Gradeup Magazine: Let's Talk Business #3

By N Shiva Guru|Updated : November 3rd, 2016

Hello wonderful aspirants, today we are talking stock markets and the contributor for these two questions is Mr. Balaji Vishwanathan, a person who ran a Fin Tech Company for a few years. 

Q: Why isn't the trading day for stocks 24 hours?

A: One of the key purposes of a market is to enable trading at a fair price. To do that we need enough number of buyers and sellers.

Imagine buying vegetables from a bazaar. If the bazaar had only one merchant and a lot of buyers, the seller could charge exorbitant amounts. The reverse is also true with a lot of merchants chasing a few buyers.

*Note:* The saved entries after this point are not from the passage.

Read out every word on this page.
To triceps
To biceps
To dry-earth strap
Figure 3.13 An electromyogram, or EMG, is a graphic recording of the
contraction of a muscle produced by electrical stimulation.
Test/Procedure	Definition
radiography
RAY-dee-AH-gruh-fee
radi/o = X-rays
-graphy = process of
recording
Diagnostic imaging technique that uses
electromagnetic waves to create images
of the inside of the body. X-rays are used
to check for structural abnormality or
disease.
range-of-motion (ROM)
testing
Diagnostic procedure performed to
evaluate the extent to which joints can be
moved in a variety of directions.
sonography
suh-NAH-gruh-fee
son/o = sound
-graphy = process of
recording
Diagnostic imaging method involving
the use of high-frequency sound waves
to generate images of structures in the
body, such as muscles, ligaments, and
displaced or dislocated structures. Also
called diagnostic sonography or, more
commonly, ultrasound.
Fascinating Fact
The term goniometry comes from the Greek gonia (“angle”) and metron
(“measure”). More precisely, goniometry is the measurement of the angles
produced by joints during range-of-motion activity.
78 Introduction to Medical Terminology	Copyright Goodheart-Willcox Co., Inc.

The central tenant of capitalism is to have a lot of buyers and sellers who will help bring fairness to both sides. This is why governments go strong on monopolies and why free trade & competition are holy words in a capitalist’s book.

In a stock market, this concept of having a lot of buyers and sellers is brought in a concept called “liquidity” - it means things are flowing rather than staying stagnant. When you go and sell your share of say Google at a time when there is a lot of liquidity, you will get a fair price for it. There will be a lot of buyers and you will have the choice. The same when you want to buy a share of Google.

This is true when the markets are open and the traders of big banks [market makers] are operating. After the working day, most get home or do other activities [such as absorbing information and doing research]. If you attempt to keep the market open past the working day, you will have fewer traders and the price you get might not be fair. Especially, if you are an inexperienced investor not using limit orders, you could get seriously burnt.

If you are an experienced investor you could try other trading methods to trade after hours in the electronic exchanges, but these tools are deliberately kept out of the reach of novices to protect them from themselves.

In summary, trading hours are needed:

  1. To enable fair pricing through sufficient liquidity
  2. To enable traders absorb information without panic. Major news like earnings announcement or interest rate changes are thus timed when the markets are closed.

Q: What would happen if people only traded ETFs (Exchange Traded Funds) instead of individual stocks?

A: If everyone traded only in ETFs, the market would lose a lot of reactiveness and pricing capabilities. It would be a very dumb market. We are already seeing the fallout of this in less traded parts of the market.

One of the biggest uses of a stock market is to enable a large group of individuals analyze a variety of companies and use their combined brains to arrive at the right price for a stock. If Apple’s price is overvalued, investors would sell and vice versa. This enables us to quickly react to company performance and leadership & market changes.

Exchange Traded Funds, on the other hand, decide on a basket of shares to buy and they cannot change the basket too much. Even if Apple produced a bad result today, the technology ETF has to buy that proportional to the investment it receives. And vice versa. Thus, atleast in the short and medium term, the performance of Apple would be immaterial to whether its stocks are purchased or sold.

We are seeing this effect in emerging markets. If China had a bad day, Indian, Thai, Indonesian markets would also go down. The reason is that a lot of investors trade through these baskets and pull money in and out of that basket. If they pull out of the basket because one of the components had a bad day, they also take money out of the better performing groups in that basket.

In the long term it probably doesn’t matter as the ETFs can adjust their baskets, but as Keynes said in the long term we are dead.